Dalam pembicaraan, Biden juga akan menekan para pemimpin lainnya untuk menjelaskan bahwa mereka percaya praktik kerja paksa merupakan penghinaan terhadap martabat manusia. Dia akan memperlihatkan contoh mengerikan dari persaingan ekonomi tidak adil China untuk menunjukkan bahwa mereka serius dalam membela hak asasi manusia.

"Kami mendorong untuk menjadi spesifik di daerah-daerah seperti Xinjiang di mana kerja paksa terjadi dan di mana kami harus mengekspresikan nilai-nilai kami sebagai G7,” kata pejabat itu tentang komunike terakhir yang akan dikeluarkan pada akhir KTT pada Ahad.

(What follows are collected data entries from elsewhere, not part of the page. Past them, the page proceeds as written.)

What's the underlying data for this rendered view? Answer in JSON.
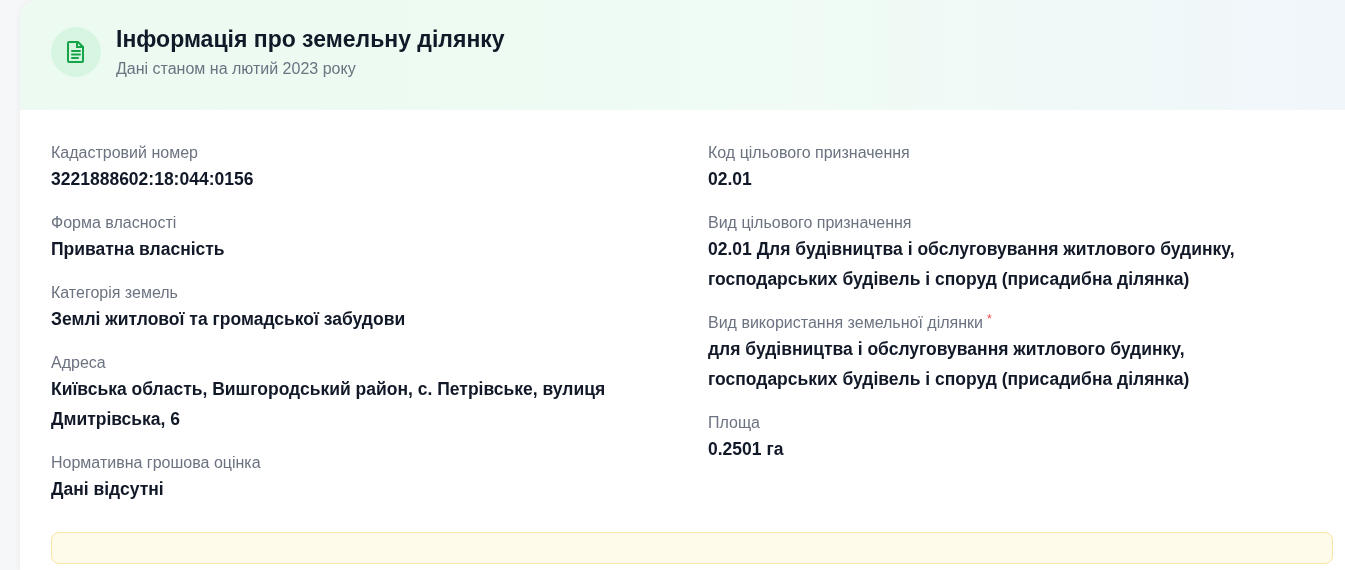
{
  "header": {
    "title": "Інформація про земельну ділянку",
    "subtitle": "Дані станом на лютий 2023 року"
  },
  "columns": [
    {
      "fields": [
        {
          "label": "Кадастровий номер",
          "value": "3221888602:18:044:0156"
        },
        {
          "label": "Форма власності",
          "value": "Приватна власність"
        },
        {
          "label": "Категорія земель",
          "value": "Землі житлової та громадської забудови"
        },
        {
          "label": "Адреса",
          "value": "Київська область, Вишгородський район, с. Петрівське, вулиця Дмитрівська, 6"
        },
        {
          "label": "Нормативна грошова оцінка",
          "value": "Дані відсутні"
        }
      ]
    },
    {
      "fields": [
        {
          "label": "Код цільового призначення",
          "value": "02.01"
        },
        {
          "label": "Вид цільового призначення",
          "value": "02.01 Для будівництва і обслуговування житлового будинку, господарських будівель і споруд (присадибна ділянка)"
        },
        {
          "label": "Вид використання земельної ділянки",
          "required_mark": "*",
          "value": "для будівництва і обслуговування житлового будинку, господарських будівель і споруд (присадибна ділянка)"
        },
        {
          "label": "Площа",
          "value": "0.2501 га"
        }
      ]
    }
  ]
}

Tidak ada spesifik tentang bagaimana skema infrastruktur global akan didanai. Rencana tersebut akan melibatkan pengumpulan ratusan miliar uang publik dan swasta untuk membantu menutup kesenjangan infrastruktur senilai 40 triliun dolar AS di negara-negara yang membutuhkan pada 2035.

Tujuan dari langkah itu adalah untuk bekerja dengan Kongres agar melengkapi pembiayaan pembangunan yang ada. Upaya ini diharapkan akan sejalan bersama dengan mitra G7, sektor swasta, dan pemangku kepentingan lainnya.

"Kami segera secara kolektif mengkatalisasi ratusan miliar dolar dalam investasi infrastruktur untuk negara berpenghasilan rendah dan menengah yang membutuhkannya," kata pejabat AS tersebut.

BRI adalah skema infrastruktur multi-triliun dolar yang diluncurkan pada 2013 oleh Presiden Xi Jinping. Program ini melibatkan inisiatif pembangunan dan investasi yang akan membentang dari Asia ke Eropa dan sekitarnya.

Lebih dari 100 negara telah menandatangani perjanjian dengan China untuk bekerja sama dalam proyek-proyek BRI seperti kereta api, pelabuhan, jalan raya, dan infrastruktur lainnya. Menurut database Refinitiv pada pertengahan tahun lalu, lebih dari 2.600 proyek dengan biaya 3,7 triliun dolar AS terkait dengan inisiatif tersebut. Meskipun Kementerian Luar Negeri China mengatakan Juni lalu bahwa sekitar 20 persen proyek telah terkena dampak serius oleh pandemi Covid-19.